The abovementioned persons shall inherit at least half of the share that would be due to each of them upon inheritance by law (mandatory share), regardless of the contents of the will.
The testator is not entitled to change the size of the mandatory share or otherwise affect the rights of the heirs in relation to this share.
When calculating the size of the required share, the following are taken into account:
the number of all heirs under the law of the first stage who would be called to inherit (including heirs by right of representation) regardless of their acceptance of the inheritance, if the order of inheritance had not been changed by will.
all hereditary property (both bequeathed and non-bequeathed);
the value of all property that the obligatory heir receives from the inheritance for any reason, including the value of property consisting of household items, and the value of legacy established in favor of such heir.
Such a share is allocated from the non-promised part of the property, and if it is not enough, then at the expense of the bequeathed property.
To calculate the size of the mandatory share, the heirs or the notary shall make an inventory of household items and determine their value.
If the inventory is compiled by the heirs, the notary shall make a note on it regarding the identification of the heirs, verification of legal capacity, representatives’ powers, indicating the name of the identification document, its number, date of issue, name of the issuing authority, last name, first name, middle name, date of birth and reassures her.
Then the heirs sign the inventory in the presence of a notary, and he registers it in the journal of incoming documents.
First of all, the total value of all the inheritance property, both included in the testator’s testament, and unexplored is calculated.

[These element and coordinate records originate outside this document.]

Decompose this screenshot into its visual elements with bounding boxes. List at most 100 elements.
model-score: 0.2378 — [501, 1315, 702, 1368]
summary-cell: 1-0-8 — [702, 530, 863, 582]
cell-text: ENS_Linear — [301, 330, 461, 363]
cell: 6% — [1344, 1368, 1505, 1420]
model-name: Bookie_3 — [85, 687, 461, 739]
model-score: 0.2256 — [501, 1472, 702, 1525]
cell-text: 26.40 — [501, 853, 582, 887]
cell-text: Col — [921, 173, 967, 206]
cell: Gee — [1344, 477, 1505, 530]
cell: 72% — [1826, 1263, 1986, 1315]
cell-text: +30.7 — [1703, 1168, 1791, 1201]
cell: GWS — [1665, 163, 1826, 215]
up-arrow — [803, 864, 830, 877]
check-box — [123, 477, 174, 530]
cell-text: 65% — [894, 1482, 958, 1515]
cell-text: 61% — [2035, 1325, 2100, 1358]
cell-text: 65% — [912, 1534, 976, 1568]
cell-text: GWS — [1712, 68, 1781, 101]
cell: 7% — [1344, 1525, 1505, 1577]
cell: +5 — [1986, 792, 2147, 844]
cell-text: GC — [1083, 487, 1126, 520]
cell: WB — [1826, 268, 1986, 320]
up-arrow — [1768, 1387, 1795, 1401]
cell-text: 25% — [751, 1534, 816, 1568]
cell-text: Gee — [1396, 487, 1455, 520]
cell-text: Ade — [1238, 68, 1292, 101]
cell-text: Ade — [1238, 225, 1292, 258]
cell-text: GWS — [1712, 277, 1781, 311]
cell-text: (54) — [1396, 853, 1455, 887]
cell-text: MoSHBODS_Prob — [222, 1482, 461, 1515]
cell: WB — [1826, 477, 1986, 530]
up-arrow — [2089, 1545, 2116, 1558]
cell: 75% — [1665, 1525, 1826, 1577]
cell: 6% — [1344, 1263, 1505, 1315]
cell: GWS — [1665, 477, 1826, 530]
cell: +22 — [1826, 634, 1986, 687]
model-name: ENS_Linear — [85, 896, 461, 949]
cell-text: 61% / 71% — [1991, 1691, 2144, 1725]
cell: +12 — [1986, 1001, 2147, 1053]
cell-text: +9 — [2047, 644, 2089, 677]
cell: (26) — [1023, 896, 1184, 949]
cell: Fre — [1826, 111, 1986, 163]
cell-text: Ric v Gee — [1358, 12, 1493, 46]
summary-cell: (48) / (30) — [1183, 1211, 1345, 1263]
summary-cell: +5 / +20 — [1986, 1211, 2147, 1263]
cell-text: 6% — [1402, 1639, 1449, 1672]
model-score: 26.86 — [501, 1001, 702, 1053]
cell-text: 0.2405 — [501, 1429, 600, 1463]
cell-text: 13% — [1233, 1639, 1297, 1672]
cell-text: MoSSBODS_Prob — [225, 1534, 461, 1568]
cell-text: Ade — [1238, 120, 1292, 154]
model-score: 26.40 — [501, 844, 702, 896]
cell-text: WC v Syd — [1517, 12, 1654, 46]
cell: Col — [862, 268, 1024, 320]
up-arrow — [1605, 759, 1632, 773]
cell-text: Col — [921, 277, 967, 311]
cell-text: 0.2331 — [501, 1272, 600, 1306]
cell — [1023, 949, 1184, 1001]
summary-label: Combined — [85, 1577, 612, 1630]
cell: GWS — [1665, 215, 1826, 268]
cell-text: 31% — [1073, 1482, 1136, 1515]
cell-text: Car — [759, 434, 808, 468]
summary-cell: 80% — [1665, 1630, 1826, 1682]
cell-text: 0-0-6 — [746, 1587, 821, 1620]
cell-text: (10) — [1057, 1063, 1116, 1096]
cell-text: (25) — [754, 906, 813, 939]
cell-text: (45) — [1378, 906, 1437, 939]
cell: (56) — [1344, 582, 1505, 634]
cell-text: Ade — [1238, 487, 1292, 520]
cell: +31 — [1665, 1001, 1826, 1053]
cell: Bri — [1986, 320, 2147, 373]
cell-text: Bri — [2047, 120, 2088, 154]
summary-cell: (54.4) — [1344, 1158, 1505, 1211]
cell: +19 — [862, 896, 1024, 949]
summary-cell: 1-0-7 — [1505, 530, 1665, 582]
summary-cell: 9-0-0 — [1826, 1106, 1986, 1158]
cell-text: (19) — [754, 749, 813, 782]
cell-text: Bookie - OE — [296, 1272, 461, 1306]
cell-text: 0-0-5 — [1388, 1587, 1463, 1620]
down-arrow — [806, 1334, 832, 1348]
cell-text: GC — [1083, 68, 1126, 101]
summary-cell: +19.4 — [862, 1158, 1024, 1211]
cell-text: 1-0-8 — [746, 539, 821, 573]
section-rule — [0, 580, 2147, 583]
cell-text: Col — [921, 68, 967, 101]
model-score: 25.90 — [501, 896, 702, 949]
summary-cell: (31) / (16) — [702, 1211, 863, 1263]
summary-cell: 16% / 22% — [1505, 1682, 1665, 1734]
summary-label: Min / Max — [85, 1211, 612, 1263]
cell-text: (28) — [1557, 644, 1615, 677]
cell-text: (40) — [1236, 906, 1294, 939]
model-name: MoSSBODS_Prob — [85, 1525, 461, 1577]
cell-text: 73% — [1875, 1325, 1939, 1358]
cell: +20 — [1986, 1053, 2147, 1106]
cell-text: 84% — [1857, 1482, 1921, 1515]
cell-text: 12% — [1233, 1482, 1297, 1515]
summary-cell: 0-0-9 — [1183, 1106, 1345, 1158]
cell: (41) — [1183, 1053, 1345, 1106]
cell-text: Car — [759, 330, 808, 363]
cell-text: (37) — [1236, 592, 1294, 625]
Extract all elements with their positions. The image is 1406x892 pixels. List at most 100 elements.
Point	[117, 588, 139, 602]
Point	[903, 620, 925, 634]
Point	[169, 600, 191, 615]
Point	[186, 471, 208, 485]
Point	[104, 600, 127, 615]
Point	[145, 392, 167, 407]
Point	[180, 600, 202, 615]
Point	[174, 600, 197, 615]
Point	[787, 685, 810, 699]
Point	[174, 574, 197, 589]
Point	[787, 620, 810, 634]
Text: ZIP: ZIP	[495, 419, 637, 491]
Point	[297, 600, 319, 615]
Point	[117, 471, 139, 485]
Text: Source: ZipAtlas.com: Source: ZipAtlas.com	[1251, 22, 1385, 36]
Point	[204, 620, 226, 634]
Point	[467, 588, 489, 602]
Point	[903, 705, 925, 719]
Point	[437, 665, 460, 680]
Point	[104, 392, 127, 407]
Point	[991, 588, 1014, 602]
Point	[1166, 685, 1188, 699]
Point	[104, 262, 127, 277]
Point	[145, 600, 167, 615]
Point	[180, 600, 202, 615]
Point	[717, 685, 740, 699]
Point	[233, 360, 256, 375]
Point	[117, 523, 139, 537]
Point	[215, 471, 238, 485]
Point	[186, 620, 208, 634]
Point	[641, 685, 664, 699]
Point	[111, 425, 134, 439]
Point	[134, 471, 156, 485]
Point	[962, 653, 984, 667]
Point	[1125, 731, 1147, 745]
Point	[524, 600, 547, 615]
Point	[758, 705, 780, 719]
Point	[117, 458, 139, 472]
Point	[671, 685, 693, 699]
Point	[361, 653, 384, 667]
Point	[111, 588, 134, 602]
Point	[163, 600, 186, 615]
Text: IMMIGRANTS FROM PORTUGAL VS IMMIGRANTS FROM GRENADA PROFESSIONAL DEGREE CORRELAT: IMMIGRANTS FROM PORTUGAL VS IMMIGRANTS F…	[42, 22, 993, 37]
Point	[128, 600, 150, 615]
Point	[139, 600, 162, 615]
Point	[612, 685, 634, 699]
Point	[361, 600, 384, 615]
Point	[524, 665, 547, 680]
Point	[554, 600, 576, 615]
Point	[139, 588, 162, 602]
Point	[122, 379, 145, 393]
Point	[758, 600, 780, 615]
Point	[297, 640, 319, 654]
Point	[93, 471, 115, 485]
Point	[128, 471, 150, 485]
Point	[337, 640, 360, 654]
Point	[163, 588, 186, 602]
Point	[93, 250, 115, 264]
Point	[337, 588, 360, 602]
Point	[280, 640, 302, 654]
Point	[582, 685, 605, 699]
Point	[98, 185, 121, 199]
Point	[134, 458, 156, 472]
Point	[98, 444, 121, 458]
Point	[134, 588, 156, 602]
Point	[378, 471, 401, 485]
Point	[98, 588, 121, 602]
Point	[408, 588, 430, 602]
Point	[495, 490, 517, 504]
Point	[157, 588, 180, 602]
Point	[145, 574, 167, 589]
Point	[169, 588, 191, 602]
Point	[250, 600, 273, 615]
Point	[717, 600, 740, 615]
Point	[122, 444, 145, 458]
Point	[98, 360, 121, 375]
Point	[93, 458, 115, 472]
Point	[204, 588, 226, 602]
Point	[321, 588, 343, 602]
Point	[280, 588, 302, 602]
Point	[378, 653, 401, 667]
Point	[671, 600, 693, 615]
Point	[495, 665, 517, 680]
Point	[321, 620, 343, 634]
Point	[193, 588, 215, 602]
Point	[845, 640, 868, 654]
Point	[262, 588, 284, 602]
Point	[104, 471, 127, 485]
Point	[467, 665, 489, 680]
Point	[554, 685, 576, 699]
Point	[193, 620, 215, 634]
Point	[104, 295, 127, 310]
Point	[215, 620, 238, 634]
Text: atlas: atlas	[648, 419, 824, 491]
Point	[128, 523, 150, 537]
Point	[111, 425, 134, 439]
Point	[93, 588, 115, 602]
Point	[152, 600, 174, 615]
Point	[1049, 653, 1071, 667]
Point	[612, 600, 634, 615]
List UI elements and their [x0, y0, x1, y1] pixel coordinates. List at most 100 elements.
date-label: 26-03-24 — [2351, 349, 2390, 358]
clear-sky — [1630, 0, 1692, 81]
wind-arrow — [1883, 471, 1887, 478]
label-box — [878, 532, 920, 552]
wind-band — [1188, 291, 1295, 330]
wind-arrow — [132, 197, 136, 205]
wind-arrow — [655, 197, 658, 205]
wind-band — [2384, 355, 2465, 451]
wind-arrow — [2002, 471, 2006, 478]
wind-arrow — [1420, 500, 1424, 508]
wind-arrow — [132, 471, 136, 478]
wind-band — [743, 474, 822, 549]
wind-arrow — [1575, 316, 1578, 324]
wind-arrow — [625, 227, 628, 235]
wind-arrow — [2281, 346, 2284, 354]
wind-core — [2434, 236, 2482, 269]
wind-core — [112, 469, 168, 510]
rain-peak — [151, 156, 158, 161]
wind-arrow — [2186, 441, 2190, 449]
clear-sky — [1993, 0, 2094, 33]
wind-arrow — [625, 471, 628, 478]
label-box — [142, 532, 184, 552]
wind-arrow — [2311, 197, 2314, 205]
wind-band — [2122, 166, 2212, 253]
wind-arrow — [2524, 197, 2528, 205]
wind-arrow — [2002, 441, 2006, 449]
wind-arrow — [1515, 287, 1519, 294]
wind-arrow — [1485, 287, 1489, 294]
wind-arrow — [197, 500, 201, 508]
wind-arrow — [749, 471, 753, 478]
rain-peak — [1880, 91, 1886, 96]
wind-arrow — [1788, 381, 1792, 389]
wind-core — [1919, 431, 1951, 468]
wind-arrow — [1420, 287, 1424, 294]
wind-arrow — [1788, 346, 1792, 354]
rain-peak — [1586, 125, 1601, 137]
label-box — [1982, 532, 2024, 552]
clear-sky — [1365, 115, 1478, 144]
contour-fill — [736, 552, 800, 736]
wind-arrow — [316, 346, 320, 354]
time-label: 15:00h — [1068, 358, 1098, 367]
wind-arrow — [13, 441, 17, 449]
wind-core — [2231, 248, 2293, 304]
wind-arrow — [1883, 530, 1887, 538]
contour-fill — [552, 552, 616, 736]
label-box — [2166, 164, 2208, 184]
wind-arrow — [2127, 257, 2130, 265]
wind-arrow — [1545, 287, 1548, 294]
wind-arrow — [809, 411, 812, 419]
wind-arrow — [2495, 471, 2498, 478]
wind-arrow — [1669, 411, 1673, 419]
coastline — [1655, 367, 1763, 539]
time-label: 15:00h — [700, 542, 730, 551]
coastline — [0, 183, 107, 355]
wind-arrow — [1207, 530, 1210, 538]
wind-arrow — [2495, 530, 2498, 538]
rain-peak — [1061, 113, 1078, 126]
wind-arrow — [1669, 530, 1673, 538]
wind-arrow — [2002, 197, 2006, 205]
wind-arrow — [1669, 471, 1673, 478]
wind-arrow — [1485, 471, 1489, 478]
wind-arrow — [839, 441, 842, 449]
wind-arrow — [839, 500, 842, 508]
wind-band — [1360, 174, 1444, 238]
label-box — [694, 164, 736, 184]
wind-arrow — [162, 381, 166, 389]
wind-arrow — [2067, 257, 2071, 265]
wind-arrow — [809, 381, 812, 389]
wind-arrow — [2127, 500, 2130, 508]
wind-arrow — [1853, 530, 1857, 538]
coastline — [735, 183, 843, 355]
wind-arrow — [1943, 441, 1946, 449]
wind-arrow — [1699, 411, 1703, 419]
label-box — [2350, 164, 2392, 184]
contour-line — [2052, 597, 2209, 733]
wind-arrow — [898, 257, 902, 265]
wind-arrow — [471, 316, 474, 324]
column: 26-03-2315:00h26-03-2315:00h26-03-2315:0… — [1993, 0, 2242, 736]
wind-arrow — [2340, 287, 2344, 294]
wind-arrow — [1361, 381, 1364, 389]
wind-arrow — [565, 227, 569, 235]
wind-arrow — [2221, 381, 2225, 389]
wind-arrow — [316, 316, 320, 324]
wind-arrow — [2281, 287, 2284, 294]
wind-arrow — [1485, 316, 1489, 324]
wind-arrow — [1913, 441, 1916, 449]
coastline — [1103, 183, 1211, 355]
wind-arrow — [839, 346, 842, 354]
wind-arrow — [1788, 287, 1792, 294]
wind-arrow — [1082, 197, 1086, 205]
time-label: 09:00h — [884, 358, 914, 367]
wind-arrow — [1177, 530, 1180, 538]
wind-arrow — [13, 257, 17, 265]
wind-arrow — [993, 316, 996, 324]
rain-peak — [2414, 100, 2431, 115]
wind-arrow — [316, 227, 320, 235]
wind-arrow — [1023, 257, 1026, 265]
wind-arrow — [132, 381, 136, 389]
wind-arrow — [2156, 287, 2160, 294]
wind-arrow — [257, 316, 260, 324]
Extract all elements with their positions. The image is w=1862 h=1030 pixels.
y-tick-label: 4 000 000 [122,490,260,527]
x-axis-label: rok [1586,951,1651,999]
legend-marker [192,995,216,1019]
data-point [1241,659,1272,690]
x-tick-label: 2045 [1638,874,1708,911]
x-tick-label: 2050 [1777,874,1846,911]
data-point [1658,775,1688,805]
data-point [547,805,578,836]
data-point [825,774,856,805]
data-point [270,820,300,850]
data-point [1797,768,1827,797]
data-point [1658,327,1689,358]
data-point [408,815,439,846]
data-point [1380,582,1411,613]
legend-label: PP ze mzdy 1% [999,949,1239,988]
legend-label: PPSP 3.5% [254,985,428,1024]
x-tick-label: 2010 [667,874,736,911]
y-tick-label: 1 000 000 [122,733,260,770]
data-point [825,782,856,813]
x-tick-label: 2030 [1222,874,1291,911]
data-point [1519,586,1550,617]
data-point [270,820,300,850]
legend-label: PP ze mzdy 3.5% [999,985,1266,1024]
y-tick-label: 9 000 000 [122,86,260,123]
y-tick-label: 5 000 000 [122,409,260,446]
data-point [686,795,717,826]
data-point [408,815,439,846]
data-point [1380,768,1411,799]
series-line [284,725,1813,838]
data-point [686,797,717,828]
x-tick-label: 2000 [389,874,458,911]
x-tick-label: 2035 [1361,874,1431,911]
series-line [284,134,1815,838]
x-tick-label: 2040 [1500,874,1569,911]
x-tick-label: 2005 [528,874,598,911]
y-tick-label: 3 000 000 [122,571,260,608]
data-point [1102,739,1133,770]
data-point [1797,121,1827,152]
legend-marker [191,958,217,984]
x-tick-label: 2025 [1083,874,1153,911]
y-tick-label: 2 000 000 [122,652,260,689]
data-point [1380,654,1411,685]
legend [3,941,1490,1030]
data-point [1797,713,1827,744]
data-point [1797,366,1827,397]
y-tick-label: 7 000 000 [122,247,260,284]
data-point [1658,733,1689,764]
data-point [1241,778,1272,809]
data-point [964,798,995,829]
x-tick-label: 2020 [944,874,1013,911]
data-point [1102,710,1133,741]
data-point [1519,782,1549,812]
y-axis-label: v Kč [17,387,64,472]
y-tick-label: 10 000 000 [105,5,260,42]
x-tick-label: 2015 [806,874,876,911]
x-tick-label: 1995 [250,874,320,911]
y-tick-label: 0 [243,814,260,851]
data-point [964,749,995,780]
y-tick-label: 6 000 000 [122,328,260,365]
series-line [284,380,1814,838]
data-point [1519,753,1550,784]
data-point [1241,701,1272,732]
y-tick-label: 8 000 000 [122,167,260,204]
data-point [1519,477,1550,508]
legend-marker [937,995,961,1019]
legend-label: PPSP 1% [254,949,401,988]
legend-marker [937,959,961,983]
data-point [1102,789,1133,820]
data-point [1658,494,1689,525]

Then the number of heirs is determined by the law of the first stage, which would be called for inheritance, if the inheritance was distributed according to the law. And in the end, a part of the inheritance is established, which is due to the mandatory heir.
If the obligatory heir accounts for a share of the will equal to or greater than the mandatory, then the rules established for calculating the mandatory share shall not apply.
If the exercise of the right to an obligatory share in the inheritance entails the inability to transfer to the heir by testament property that the obligatory heir did not use during the life of the testator, and the heir used by testament to live (apartment building, apartment, other dwelling, cottage, etc. ) or used as the main source of livelihood (tools, a creative workshop, etc.), the court may, taking into account the property status of heirs with the right to an obligatory share, reduce the size of the required share.
Any restrictions and encumbrances established in a will for an heir who has the right to an obligatory share in an inheritance are valid only in relation to that part of the inheritance that passes to him that exceeds the obligatory share.
The heir may be deprived of an obligatory share in the inheritance if he is deemed unworthy. Only the court can recognize the heir as unworthy upon the application of the person for whom the removal of the inheritance of another person gives rise to property consequences related to inheritance: by a person interested in calling for inheritance or in increasing the share of the inheritance, by the consignee or by a person whose rights and legitimate interests may be affected by the transfer of inheritance property.
The legislation does not contain rules that would prevent the possibility of refusal of an obligatory share in the inheritance. But you can refuse only unconditionally, and not in favor of another heir. This is due to the fact that the right to an obligatory share is the exclusive right of the obligatory heir and is inextricably linked with his personality.
Our Law Office has extensive experience in probate in the Republic of Belarus. Our lawyers will advise you on all issues of the law of succession of Belarus, as well as represent your interests in state bodies and courts of Belarus.